The Suzuki who flew into Haida Gwaii had no intention of getting involved in the campaign to save South Moresby. He had never been a champion of Indigenous rights and he was leery of environmental activists who seemed constantly to demand his help.

The interviews arranged by Nancy and Jim included a representative of Western Forest Products, a young Haida, an environmentalist and a couple of bureaucrats involved in the planning team. It wasn’t until he was back in Toronto, reviewing footage for editing, that Suzuki realized that his way of thinking had been profoundly affected.

The interview that caused the change was with Guujaaw [Haida leader and activist].

Guujaaw was now nearly 30. Bearded, with his long hair pulled back and braided, he looked tough. Suzuki had probed Guujaaw to try to understand why the Haida cared about the area.

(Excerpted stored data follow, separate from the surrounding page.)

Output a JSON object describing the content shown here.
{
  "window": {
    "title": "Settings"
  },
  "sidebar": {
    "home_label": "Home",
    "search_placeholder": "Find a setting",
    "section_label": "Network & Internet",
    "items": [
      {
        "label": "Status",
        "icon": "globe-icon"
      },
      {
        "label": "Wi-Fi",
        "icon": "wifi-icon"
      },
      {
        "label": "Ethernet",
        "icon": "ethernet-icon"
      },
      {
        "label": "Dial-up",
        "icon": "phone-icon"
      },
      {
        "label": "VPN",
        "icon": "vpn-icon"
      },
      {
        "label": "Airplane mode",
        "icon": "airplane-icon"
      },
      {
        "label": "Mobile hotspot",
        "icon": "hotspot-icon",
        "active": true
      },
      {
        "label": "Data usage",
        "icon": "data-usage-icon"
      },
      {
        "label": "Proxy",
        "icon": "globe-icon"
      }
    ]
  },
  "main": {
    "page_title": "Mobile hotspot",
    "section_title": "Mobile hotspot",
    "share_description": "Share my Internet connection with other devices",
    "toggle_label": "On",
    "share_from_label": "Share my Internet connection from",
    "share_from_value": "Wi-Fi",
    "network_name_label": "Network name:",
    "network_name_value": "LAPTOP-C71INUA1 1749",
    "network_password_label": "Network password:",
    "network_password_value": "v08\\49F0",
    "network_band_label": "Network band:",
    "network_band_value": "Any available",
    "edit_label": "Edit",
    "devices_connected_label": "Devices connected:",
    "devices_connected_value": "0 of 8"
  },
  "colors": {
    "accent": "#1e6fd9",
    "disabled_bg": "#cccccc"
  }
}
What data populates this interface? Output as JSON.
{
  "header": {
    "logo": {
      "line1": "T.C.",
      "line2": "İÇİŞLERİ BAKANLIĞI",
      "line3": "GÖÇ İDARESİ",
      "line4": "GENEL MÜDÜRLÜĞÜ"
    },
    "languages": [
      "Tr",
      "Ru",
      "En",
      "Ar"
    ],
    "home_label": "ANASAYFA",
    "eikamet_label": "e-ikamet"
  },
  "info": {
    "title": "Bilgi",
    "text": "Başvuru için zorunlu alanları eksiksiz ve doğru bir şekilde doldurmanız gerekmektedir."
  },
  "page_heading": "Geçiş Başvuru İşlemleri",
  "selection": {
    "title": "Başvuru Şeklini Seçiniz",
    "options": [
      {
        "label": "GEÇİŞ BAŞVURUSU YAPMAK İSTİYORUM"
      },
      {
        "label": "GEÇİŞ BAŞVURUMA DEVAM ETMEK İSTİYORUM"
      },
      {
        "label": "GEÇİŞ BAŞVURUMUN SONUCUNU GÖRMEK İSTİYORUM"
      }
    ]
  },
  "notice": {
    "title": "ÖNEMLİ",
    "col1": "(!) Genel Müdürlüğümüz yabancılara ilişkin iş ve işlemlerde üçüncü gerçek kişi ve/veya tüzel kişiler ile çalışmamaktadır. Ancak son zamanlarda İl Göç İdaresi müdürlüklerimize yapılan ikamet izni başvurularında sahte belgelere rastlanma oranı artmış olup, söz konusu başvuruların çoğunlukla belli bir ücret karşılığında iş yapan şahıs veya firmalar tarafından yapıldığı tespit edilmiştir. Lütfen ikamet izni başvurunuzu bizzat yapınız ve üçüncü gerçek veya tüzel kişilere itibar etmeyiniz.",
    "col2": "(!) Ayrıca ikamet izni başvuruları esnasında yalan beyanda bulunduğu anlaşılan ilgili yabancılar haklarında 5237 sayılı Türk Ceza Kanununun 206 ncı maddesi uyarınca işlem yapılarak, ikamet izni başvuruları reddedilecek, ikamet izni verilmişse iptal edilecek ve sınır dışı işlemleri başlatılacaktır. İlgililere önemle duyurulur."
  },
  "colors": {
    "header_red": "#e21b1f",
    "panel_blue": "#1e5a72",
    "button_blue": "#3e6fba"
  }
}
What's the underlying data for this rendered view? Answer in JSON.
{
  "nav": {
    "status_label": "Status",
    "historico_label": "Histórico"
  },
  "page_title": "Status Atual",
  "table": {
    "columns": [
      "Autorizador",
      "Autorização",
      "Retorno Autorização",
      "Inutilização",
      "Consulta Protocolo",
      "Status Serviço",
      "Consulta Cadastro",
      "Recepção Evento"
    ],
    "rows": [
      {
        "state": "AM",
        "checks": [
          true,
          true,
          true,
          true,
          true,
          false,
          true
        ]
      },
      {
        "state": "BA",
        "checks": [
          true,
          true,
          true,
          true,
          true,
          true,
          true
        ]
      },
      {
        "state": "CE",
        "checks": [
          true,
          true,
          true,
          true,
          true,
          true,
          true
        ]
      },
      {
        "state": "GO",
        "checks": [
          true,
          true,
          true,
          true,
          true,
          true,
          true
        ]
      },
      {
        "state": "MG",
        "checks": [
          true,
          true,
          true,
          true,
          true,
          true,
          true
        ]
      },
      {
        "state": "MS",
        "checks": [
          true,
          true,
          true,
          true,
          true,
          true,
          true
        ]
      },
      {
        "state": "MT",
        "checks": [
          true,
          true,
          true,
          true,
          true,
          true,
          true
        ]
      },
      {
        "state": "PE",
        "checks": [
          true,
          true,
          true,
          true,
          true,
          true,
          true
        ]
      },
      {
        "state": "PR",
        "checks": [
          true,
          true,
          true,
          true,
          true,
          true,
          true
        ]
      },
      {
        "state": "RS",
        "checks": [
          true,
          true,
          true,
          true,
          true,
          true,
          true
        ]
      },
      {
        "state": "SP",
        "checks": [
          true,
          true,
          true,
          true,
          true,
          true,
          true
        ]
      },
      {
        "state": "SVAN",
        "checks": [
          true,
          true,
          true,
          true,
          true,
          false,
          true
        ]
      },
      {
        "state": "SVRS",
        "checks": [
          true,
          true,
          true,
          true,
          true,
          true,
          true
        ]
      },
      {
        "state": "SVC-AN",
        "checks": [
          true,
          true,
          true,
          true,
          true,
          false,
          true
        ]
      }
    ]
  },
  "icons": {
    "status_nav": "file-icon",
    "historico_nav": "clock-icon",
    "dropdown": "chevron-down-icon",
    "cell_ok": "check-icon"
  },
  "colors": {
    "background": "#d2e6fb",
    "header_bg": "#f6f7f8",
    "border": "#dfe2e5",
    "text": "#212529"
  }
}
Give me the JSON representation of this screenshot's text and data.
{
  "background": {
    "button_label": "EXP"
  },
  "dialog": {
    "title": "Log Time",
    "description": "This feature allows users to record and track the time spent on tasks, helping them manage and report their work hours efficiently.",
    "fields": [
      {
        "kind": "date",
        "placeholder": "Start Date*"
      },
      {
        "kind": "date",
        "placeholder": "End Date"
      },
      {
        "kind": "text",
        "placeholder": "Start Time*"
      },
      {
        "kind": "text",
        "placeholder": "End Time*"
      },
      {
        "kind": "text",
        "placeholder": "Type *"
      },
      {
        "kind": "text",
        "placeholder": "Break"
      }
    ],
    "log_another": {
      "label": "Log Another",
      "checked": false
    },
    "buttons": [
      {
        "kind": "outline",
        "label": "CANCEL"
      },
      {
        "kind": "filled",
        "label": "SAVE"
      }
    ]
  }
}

David had thought that the reasons were tied to the historical connection, the fact of ancestral occupation.

And those were the answers he thought he had taped, until back in Toronto in the studio, watching it for perhaps the third time, he heard what Guujaaw had been saying: “Our people have determined that Windy Bay and other areas must be left in their natural condition so that we can keep our identity and pass it on to following generations. The forests, those oceans, are what keep us as Haida people today.”

David had interjected with the open-ended half-question, “So if they’re logged off?” And Guujaaw answered, “If they’re logged off, we’ll probably end up the same as everyone else, I guess.”

David hit the rewind button and played that last bit again. “If they’re logged off, we’ll probably end up the same as everyone else.”